The introduction of the Goods and Services Tax (GST) in India brought about significant changes in the taxation landscape. One crucial aspect is the requirement for the generation and adherence to E-Way Bills, governed by Section 68 and related rules of the Central Goods and Services Tax (CGST) Act, 2017. This article aims to provide a comprehensive understanding of the implications of E-Way Bill compliance, particularly focusing on the legal aspects and potential penalties associated with non-compliance.

Overview of Section 68:

Section 68 of the CGST Act, 2017 empowers the government to mandate the carrying of prescribed documents and devices for the transportation of goods valued above a specified amount. The documents, as specified under sub-section (1), undergo validation and are subject to verification by proper officers if the conveyance is intercepted.

Definition of "Documents" and "Electronic Record":

Section 2(41) of the CGST Act defines "Document" to include a written or printed record, along with an electronic record as specified in clause (t) of Section 2 of the Information Technology Act, 2000. The latter defines "Electronic record" as data records, images, or sounds stored, received, or sent in electronic form.

Facts and Analysis:

From the relevant sections, it is evident that tax invoices, bills of supply, or delivery challans serve as documents, providing proof of sale and establishing the identities of both the seller and the purchaser. An E-Way Bill, on the other hand, is not categorized as an "electronic record" or a "document." Instead, it is considered a form under GST Rules, 2017.

Rule 138 and Rule 138A:

Rule 138 mandates that every registered person initiating the movement of goods exceeding fifty thousand rupees must furnish information electronically in Part A of FORM GST EWB-01. Rule 138A outlines the documents and devices to be carried by the person-in-charge of the conveyance, including the invoice, bill of supply, or delivery challan, and a copy of the e-way bill or its number.

Analysis of Section 129:

Section 129 empowers authorities to detain or seize goods, conveyances, and related documents if transported or stored in contravention of the Act. However, the absence of an E-Way Bill may lead to a contravention of Rule 138 and 138A rather than a direct contravention of the Act.
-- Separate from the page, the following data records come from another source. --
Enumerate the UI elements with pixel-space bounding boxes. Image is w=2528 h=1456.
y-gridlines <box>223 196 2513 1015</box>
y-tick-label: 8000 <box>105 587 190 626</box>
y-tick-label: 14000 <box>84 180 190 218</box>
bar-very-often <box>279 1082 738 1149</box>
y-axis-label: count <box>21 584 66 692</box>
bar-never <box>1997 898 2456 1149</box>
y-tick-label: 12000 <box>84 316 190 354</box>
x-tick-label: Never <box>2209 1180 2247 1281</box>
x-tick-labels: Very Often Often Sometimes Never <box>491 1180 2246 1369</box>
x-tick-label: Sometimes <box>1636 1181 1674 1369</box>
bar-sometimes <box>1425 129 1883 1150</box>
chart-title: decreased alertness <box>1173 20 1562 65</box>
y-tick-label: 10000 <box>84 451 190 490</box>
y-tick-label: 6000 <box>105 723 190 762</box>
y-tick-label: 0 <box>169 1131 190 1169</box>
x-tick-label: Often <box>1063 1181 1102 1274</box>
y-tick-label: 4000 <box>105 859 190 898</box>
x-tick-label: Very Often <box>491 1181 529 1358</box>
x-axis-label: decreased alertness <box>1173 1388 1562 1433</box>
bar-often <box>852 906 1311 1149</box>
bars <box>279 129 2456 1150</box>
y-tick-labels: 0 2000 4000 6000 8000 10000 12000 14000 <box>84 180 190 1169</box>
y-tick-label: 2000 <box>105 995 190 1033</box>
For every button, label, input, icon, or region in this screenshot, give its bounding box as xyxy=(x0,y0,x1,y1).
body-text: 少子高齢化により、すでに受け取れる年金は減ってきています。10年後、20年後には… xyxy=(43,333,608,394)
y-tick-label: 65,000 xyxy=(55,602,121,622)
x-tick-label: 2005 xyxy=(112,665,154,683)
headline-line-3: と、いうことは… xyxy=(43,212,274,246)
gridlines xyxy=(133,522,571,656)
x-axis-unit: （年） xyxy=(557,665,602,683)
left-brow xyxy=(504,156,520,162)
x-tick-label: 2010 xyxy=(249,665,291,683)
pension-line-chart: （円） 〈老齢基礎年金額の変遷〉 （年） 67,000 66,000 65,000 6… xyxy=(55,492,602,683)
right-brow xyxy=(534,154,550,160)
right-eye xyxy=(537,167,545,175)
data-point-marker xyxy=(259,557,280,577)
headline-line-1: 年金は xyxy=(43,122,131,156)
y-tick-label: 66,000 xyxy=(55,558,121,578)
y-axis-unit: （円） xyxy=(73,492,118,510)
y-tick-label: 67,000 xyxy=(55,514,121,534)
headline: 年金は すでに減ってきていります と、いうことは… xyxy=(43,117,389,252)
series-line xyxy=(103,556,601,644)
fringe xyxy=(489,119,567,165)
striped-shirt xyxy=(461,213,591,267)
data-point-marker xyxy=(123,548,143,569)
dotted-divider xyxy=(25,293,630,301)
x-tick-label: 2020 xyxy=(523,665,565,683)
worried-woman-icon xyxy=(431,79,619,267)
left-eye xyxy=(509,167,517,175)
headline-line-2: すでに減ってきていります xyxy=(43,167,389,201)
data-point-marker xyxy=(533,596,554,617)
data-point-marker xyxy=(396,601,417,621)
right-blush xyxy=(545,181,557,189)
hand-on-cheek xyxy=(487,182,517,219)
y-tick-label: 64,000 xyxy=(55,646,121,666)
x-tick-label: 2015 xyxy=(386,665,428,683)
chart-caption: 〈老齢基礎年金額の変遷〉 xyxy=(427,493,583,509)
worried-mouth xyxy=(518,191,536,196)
Section 164 and Penalties:

Section 164 authorizes the government to make rules for carrying out the provisions of the Act. The power to make rules includes the authority to impose penalties, not exceeding ten thousand rupees, for contraventions. In the context of E-Way Bill compliance, a contravention may result in a penalty of Rs. 10,000.

Final Conclusion:

In conclusion, the absence or failure to generate an E-Way Bill may be viewed as a technical mistake rather than a contravention of the CGST Act itself. Penalties are applicable under Rule 138 and 138A, and seizure of goods or conveyance under Section 129 should be deemed unauthorized and illegal in cases where documents such as tax invoices or bills of supply are present. Businesses and professionals must ensure strict adherence to E-Way Bill regulations to avoid potential penalties and legal complications in their operations.